Regarding the division of responsibilities for sales discount operations, the new system stipulates that the seller's business person is responsible for uploading relevant information in accordance with the limits and delivering it to the buyer for receipt. Since new regulations require business operators to update their information systems and accounting processing procedures, the Ministry of Finance has designated a counseling period from January 1 to June 30, 2025. During this period, those who fail to truthfully transfer and deposit certificates within the prescribed time limit will be exempted from penalties. , but this penalty exemption only applies to discount order operations.
4. House tax 2.0: For non-owner-occupied residences in higher education, a household registration is required for owner-occupied houses.
The housing tax differential rate 2.0 was launched in July 2024 and is applicable to housing tax bills received in May 2025. The tax rate is calculated progressively based on the total number of households nationwide, and the target is high-grade non-owner-occupied residences and light-grade residential buildings for residential use. The housing tax will be levied on an annual basis, and the base date of tax liability will be the end of February each year. If the purpose or use of the house changes (such as renting or converting to owner-occupation), the taxpayer must report to the local competent authority 40 days (March 22) before the start of each period of housing tax.
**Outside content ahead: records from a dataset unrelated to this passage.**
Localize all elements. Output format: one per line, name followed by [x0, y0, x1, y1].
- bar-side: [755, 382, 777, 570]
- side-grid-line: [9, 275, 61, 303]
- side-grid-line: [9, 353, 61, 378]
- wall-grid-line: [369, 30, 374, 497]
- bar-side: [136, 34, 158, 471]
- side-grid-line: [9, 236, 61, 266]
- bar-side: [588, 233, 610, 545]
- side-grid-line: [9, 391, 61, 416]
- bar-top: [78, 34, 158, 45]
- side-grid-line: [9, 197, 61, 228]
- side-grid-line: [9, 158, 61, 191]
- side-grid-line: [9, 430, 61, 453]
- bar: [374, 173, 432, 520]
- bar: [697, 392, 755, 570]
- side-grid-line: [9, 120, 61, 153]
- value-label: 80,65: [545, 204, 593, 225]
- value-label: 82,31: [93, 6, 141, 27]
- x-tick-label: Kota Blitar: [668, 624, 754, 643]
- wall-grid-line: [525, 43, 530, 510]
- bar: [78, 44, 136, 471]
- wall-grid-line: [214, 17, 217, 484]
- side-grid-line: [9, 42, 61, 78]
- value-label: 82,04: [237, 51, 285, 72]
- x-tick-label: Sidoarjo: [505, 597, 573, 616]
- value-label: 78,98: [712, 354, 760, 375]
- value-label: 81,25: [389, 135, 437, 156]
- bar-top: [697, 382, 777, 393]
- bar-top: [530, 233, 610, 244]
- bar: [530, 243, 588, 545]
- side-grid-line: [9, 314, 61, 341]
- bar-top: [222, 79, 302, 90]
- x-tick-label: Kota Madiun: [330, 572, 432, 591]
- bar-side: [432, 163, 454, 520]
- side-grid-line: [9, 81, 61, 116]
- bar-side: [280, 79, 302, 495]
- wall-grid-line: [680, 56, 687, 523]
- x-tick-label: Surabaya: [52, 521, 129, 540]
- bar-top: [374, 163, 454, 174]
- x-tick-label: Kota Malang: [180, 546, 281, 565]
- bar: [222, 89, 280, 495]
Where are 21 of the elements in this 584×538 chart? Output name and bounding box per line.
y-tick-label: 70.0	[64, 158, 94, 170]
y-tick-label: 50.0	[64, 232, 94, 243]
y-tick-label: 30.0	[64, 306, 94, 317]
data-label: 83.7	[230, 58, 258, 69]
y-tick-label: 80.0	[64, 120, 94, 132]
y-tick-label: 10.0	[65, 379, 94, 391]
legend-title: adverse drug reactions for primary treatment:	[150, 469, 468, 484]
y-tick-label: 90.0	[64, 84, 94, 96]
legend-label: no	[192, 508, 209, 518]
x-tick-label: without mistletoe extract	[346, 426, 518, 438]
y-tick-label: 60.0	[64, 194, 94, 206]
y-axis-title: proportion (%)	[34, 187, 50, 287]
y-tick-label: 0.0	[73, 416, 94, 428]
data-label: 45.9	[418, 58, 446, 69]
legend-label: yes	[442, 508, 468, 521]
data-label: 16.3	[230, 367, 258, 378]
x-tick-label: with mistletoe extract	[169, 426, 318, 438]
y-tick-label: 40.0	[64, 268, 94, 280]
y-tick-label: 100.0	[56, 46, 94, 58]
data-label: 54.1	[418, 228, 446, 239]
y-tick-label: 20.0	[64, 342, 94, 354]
In addition, there is a new requirement to establish household registration for self-occupied houses, and the applicable tax rate is 1.2%. If the person, spouse and minor children only hold a single self-occupied house in the country and the current value is below a certain amount, the tax rate is reduced to 1. %. Because March 22, 2025, fell on a holiday, it was postponed to March 24.
As the pace of tax reform accelerates, the implementation of the new tax system in 2025 will have a profound impact on individuals and enterprises. KPMG recommends that people should understand the new regulations in advance and properly plan their tax returns to avoid being punished for not paying attention to relevant regulations. At the same time, business owners are reminded to pay close attention to the dynamics of domestic and foreign tax policies in order to formulate response strategies as early as possible to ensure compliance operations and maximize benefits.